From the media, notable Liberals continue on the same tack I pointed out last week. Trump is likened to the Nazis, when the Nazis modeled themselves after America’s slavers and Jim Crow.


Paul Krugman completely whitewashed history with paragraphs like this one:

“The Pax Americana was a sort of empire; certainly America was for a long time very much first among equals. But it was by historical standards a remarkably benign empire, held together by soft power and respect rather than force.”


In, The Devil and Tom Donohue, Paul Krugman writes:

“Now, many in the plutocrat wing of the GOP seem to be genuinely dismayed by where this is going. They aren’t themselves racists, or at least they aren’t crude racists. But so far they’ve been unwilling to go beyond hand-wringing. Remember, just two Republican senators could stop all of this by saying that they’ll refuse to support Trump judicial appointments and legislation until the cruelty stops; they could bring all the evil to a dead halt by threatening to caucus with Democrats. But not one has stepped forward – because taking such a step would endanger conservative economic policies, and those are evidently more important than human rights.”

That the plutocrat wing of the GOP isn’t as crudely racist as Trump is not a consolation to anyone. That the plutocrat wing of the Democratic party is exerting pressure on its own Democrats by  insisting on a decorum Donald Trump neither maintains as our president, nor deserves in return, is rather galling. They’re supposed to be way better. They’re supposed to lead.

That both establishment Democrats in Congress and in the media are putting out a narrative that deflects attention from the true nature of the Trump administration is distressing.
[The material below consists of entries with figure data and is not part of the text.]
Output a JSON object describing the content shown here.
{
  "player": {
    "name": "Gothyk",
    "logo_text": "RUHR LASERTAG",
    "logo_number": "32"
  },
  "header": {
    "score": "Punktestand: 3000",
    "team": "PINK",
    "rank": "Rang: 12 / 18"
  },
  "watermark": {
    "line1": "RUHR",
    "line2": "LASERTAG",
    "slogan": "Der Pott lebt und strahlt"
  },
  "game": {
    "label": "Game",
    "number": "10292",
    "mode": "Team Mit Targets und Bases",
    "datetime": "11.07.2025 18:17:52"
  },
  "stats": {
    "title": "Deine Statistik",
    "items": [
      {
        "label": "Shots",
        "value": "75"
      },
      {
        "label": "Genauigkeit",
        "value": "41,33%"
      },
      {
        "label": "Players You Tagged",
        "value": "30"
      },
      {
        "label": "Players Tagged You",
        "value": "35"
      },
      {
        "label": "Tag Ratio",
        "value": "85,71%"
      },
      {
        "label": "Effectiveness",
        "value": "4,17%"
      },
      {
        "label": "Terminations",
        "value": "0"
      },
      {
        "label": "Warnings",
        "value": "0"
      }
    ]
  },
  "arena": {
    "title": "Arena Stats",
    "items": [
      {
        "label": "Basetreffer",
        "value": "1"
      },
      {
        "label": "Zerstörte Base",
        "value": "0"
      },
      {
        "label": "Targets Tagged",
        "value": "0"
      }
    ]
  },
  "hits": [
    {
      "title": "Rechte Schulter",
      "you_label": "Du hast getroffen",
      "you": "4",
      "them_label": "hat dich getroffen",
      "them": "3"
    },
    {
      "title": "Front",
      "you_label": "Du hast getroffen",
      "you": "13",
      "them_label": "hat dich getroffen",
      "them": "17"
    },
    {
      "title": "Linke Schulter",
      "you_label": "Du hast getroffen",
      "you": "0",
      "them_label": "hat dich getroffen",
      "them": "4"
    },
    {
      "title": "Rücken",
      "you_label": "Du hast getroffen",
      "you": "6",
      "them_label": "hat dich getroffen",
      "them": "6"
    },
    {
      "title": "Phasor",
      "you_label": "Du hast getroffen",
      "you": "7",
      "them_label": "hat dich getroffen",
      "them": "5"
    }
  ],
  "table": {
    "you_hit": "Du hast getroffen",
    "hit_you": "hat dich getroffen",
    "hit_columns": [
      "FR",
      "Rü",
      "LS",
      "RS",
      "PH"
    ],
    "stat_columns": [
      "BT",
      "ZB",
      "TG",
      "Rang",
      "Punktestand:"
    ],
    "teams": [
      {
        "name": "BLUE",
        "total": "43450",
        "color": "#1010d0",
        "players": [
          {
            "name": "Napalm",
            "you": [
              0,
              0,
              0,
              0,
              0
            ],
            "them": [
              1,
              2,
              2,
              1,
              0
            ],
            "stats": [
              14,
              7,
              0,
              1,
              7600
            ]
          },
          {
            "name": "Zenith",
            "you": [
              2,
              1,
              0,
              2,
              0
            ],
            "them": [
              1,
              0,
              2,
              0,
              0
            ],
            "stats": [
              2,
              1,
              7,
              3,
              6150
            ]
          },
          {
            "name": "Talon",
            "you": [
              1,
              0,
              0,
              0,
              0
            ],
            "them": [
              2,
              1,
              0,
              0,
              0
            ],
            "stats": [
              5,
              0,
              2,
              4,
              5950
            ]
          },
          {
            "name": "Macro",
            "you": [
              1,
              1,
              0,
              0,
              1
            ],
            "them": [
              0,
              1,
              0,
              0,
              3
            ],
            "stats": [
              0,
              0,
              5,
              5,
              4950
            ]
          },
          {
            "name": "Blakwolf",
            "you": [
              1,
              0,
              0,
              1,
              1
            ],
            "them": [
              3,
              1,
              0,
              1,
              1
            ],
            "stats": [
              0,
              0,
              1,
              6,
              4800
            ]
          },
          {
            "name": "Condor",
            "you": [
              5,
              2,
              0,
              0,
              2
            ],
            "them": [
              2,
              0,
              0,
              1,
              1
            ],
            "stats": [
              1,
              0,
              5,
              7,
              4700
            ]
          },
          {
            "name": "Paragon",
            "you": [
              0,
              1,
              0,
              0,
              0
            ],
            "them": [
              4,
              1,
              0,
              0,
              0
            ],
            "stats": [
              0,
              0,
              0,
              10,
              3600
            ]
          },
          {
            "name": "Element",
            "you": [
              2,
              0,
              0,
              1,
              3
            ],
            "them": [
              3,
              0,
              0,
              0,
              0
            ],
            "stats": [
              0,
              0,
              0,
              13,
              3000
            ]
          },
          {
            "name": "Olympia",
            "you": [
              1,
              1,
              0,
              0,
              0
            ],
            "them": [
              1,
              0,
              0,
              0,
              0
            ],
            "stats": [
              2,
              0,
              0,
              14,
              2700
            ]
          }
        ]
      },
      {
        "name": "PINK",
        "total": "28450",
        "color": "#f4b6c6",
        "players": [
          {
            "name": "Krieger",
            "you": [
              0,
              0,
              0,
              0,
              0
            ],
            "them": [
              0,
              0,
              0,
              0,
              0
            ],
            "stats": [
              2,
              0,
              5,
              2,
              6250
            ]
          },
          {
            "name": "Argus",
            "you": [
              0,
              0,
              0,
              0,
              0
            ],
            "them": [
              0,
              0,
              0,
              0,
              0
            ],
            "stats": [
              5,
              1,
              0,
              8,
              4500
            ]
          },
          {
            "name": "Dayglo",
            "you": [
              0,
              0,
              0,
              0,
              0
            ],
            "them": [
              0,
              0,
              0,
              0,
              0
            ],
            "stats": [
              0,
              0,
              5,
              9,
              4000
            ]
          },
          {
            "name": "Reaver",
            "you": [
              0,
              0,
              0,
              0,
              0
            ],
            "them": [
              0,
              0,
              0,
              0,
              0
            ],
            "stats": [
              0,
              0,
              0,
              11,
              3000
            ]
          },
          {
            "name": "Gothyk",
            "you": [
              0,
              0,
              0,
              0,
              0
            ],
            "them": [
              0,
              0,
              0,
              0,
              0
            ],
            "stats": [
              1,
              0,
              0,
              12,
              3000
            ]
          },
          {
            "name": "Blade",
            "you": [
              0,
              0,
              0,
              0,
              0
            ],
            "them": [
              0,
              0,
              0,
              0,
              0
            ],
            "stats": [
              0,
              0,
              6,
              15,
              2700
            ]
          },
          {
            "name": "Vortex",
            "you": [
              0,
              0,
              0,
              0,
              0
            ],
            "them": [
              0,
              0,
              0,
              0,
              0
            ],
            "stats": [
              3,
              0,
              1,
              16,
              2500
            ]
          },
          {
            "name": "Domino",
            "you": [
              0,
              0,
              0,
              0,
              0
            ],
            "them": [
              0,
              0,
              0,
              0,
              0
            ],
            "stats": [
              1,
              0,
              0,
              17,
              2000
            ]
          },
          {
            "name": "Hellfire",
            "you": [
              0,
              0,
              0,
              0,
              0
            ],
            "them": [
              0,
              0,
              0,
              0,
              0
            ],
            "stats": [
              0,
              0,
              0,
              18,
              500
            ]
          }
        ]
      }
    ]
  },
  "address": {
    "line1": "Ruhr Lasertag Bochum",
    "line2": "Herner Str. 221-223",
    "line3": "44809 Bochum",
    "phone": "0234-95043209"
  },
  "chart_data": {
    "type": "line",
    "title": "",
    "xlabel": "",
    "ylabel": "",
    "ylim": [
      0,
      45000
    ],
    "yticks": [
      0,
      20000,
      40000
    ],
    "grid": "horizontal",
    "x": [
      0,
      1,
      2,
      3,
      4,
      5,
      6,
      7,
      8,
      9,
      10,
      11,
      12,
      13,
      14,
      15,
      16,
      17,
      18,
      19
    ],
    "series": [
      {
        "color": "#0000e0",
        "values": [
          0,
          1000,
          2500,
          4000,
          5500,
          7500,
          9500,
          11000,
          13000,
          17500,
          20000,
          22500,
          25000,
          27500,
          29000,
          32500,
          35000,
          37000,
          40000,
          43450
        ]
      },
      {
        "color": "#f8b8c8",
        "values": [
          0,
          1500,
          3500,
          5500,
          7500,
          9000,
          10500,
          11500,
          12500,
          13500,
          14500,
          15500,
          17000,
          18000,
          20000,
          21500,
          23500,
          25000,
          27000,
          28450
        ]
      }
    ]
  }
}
By continuing to call the Republicans anything but what they truly are, white supremacists, and by telling minority leaders to modify their behavior, Democratic leaders take on an appearance that is no less supremacist than the colleagues they were elected to oppose.
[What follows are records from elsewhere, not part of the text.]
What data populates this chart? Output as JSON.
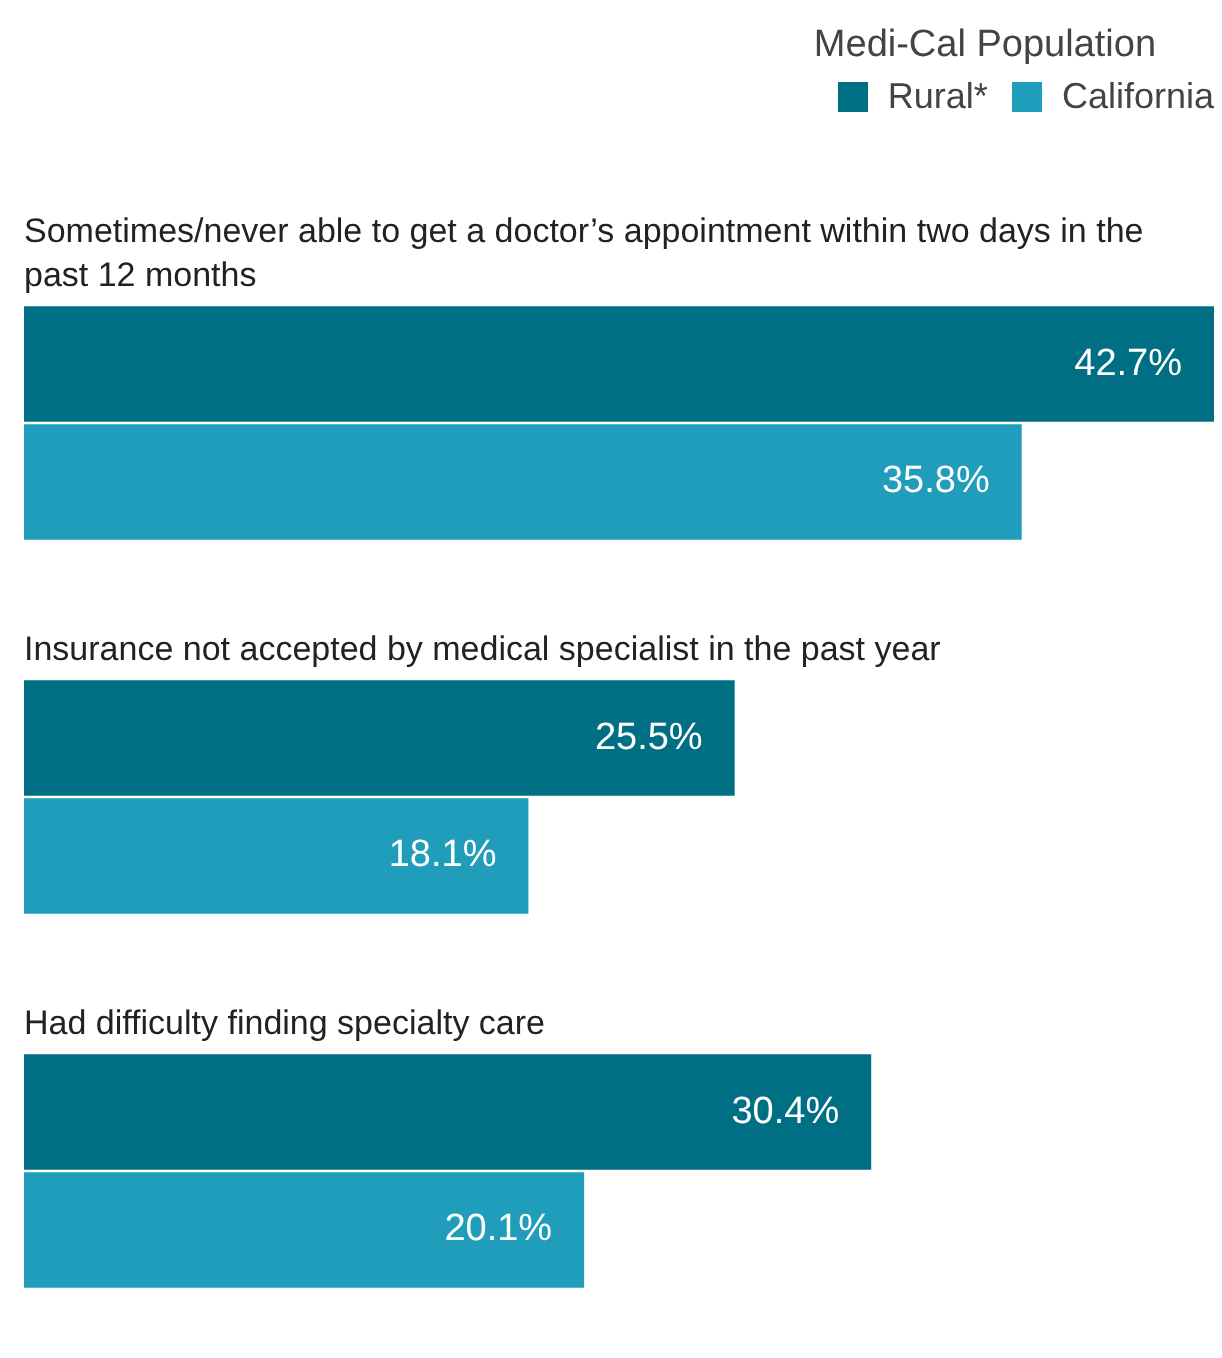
{
  "chart_data": {
    "type": "bar",
    "orientation": "horizontal",
    "legend_title": "Medi-Cal Population",
    "legend": "top right",
    "categories": [
      "Sometimes/never able to get a doctor’s appointment within two days in the past 12 months",
      "Insurance not accepted by medical specialist in the past year",
      "Had difficulty finding specialty care"
    ],
    "series": [
      {
        "name": "Rural*",
        "color": "#006f84",
        "values": [
          42.7,
          25.5,
          30.4
        ],
        "value_labels": [
          "42.7%",
          "25.5%",
          "30.4%"
        ]
      },
      {
        "name": "California",
        "color": "#1f9dbb",
        "values": [
          35.8,
          18.1,
          20.1
        ],
        "value_labels": [
          "35.8%",
          "18.1%",
          "20.1%"
        ]
      }
    ]
  }
}
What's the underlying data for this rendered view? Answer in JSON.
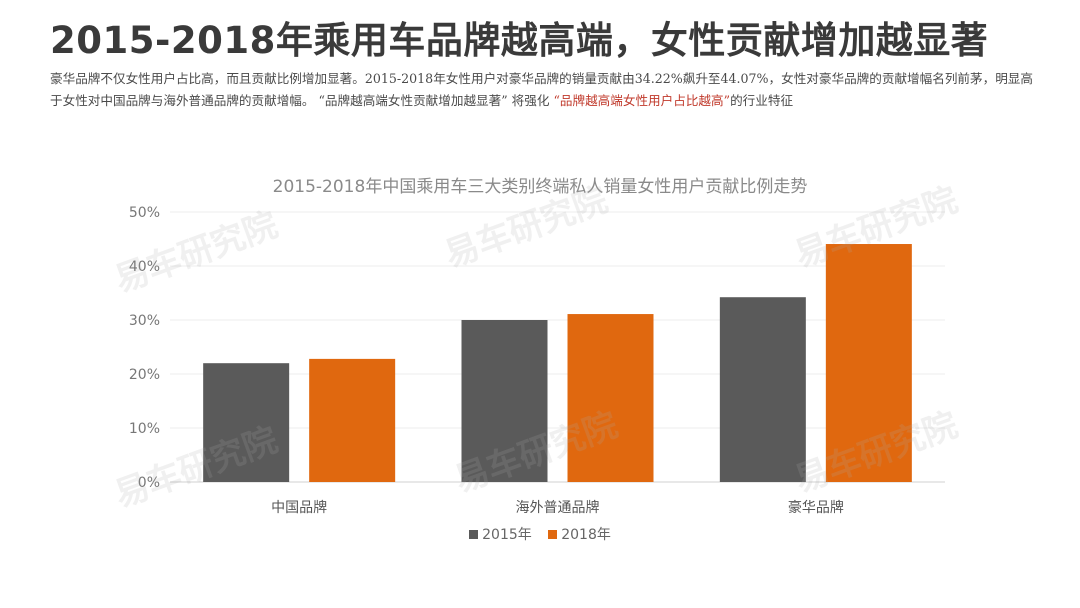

Here we are, again, with Democrats behaving in their mysterious ways, acting against the public good and shutting down any public expression of discontent. What effect will the repression of public anger have at the polls in November? Turnout was average on June 5, in California. A year and a half after Trump’s inaugural, that doesn’t bode well.

Not calling out racists as forcefully as one should, in order to protect opposition leaders whose own behavior is suspect, is malpractice. Not encouraging Democrats, from one of the biggest podiums in the nation, to use a more strident tone, one that considers the diverse membership of the party, is malpractice. Not calling out the Democratic leadership for muting its own is wrong.
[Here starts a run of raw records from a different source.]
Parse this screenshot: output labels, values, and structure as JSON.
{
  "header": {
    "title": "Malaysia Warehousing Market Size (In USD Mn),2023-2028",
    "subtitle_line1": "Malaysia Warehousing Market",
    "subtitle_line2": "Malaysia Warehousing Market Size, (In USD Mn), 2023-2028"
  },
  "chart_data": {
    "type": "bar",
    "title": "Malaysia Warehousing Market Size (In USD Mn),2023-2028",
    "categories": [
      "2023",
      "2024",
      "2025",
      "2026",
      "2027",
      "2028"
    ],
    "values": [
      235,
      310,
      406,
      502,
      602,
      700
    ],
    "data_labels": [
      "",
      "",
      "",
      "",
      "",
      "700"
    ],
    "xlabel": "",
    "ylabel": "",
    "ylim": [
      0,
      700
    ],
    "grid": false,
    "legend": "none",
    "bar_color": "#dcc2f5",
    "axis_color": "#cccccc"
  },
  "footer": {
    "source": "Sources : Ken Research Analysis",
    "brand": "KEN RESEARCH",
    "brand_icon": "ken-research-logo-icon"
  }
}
As I wrote in my previous post:

As a public, we have been conditioned to compare everything, always. In the process of these comparisons, nuance goes right out the window. Why don’t we talk about each administration on its own merits, its own sets of guiding ethics principles? Why is Trump the evil yardstick by which everyone else is deemed saintly? The one-word answer? Deflection. This approach lets absolutely everyone other than the target completely off the hook.”

New York candidate for Attorney General, Zephyr Teachout, is calling for the abolition of ICE.  Democratic Rep. Mark Pocan has introduced a bill to abolish ICE, saying the agency is “tearing apart families and ripping the moral fabric of our nation.” Senator Kamala Harris has called for the abolition and remaking, from scratch, of ICE. Where is the leadership on this? Nowhere.

Trump is not the only ruler by which we measure wrong. Not Trump does not equal good. Not Trump is not a policy alternative.  What will it take for the Democratic leadership stand up and stand out?